Ein weiterer Change betrifft den 4. Stock des Hauses. Tina und Herrmann haben den Suiten der Etage große Terrassen geschenkt. In fünf davon kannst du jetzt von der Outdoor-Sauna direkt in dein eigenes Whirlpool hüpfen. In der fast 200 Quadratmeter großen Rooftop-Suite „Bergmagie“ tauchst du in den Privat-Pool ab, schaust beim Schwimmen in die Berge und freust dich auf die Sauna, die einstweilen auf der Südterrasse aufheizt. Für die Umbauarbeiten beauftragten Tina und Hermann wieder ausschließlich regionale Firmen: Tischler, Elektriker, Zimmerer aus dem Tal, ein paar aus dem Pongau, wenige aus dem Pinzgau. „Die haben aber auch ein Team in Großarl sitzen. Das war uns wichtig, denn so konnten wir lange Anfahrtswege vermeiden.“
Vergrößert wurde auch der Naturschwimmteich im Garten. „Die Gäste lieben das Wasser“, sagt Tina. Die Kombination aus Frühstücken, wandern gehen und am Nachmittag am Teich liegen sei für viele der Inbegriff von Sommerurlaub. Mit dem Umbau hat sich der Naturteich in einen klaren Bergsee verwandelt. Das Bassin ist jetzt 800 Quadratmeter groß, umarmt den Außenpool wie einen guten Freund und ist genial zum Schwimmen, mit Stegen rundherum und Liegen zum stundenlang darin Knotzen und Buch lesen. Umweltfreundlich ist der Teich sowieso: das Wasser schickt die eigene Quelle ins Becken, die Reinigung übernehmen alleine die Filteranlage und die Pflänzchen im Wasser.

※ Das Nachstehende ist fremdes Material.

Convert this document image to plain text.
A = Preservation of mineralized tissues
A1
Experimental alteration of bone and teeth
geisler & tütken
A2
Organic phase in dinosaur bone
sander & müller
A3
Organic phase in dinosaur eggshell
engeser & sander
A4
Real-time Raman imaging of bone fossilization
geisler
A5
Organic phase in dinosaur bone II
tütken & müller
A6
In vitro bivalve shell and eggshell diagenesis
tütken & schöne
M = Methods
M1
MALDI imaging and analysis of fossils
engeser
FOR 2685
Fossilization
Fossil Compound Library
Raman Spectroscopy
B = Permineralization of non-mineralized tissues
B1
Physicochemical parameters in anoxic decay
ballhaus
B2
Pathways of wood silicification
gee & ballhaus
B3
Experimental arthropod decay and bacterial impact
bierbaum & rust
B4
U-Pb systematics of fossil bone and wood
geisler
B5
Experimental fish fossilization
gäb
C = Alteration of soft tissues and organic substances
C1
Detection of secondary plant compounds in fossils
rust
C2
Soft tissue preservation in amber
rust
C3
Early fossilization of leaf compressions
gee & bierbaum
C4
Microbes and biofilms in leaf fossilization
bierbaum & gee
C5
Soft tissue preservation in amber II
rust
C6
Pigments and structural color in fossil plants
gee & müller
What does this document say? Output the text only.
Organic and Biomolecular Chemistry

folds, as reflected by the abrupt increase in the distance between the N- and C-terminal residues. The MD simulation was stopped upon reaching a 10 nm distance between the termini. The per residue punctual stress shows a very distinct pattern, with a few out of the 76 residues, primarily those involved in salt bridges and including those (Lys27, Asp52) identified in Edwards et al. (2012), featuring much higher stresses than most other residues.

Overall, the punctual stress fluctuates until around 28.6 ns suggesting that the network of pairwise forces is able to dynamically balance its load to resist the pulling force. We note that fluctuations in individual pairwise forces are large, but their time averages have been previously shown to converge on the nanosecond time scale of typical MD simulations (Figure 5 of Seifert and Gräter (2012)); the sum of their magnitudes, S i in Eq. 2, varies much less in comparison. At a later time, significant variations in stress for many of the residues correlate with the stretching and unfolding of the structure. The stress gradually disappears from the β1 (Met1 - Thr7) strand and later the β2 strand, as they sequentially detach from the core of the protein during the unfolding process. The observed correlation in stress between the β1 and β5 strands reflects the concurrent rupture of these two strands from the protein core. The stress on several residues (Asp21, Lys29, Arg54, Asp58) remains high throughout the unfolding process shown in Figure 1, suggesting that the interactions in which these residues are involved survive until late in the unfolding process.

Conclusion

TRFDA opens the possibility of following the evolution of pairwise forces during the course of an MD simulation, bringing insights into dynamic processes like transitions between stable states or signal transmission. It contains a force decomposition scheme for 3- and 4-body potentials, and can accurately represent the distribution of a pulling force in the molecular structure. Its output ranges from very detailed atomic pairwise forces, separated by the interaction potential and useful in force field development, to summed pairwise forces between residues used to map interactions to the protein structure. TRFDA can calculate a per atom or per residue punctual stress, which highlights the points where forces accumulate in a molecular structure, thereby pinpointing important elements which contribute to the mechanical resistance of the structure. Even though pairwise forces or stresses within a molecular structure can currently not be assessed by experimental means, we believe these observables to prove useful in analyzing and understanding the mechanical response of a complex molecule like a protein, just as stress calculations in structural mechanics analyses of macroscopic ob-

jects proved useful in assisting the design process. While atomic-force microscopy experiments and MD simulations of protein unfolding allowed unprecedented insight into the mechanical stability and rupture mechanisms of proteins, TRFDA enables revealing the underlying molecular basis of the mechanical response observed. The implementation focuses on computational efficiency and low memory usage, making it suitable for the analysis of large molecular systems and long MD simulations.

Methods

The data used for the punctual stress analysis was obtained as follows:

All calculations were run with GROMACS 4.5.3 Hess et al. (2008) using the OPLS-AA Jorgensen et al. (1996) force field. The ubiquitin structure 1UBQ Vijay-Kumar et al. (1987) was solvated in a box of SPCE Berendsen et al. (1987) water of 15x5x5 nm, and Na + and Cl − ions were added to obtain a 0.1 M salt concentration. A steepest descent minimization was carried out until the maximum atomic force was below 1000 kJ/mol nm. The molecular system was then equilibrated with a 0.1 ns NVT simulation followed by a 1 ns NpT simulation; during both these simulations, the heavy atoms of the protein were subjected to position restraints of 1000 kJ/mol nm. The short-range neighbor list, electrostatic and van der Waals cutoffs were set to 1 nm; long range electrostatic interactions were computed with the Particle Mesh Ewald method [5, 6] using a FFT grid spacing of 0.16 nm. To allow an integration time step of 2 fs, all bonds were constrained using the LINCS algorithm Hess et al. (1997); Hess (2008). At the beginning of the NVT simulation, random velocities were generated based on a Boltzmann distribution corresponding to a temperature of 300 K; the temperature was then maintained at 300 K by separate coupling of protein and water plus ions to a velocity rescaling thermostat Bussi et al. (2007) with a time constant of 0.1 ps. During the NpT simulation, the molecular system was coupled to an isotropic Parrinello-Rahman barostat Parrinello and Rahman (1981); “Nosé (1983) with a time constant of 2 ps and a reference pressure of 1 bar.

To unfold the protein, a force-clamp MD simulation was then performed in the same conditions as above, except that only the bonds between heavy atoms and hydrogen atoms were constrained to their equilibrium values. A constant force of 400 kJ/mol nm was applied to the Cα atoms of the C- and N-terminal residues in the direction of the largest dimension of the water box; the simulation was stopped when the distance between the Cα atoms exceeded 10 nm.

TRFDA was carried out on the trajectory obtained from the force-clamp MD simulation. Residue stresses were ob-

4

„Die größte Herausforderung beim Umbau war der zeitliche Aspekt“, sagt Tina. Denn auch die Mitarbeitenden hatten beim Time-Management ein Wörtchen mitzureden. Sie sind das Herzstück, Tina und Herrmann sind ständig mit ihnen im Austausch und hören auch bei ihnen genau hin, was sie bewegt. So wollten sie vor Beginn des Umbaus vom Team wissen, wie lange sie zusperren dürften, damit die Truppe ihnen treu bleibt. Drei Monate war die Antwort. „So ein Ziel lässt sich nur dann erreichen, wenn alle mit anpacken“, sagt Tina. „Unsere drei Töchter sind mit der Scheibtruhe gefahren, die Mitarbeiter vom Service und von der Beauty haben Pflanzen eingesetzt. Wir alle haben gegartelt so viel es geht und die Gartenanlage komplett selber gesetzt“.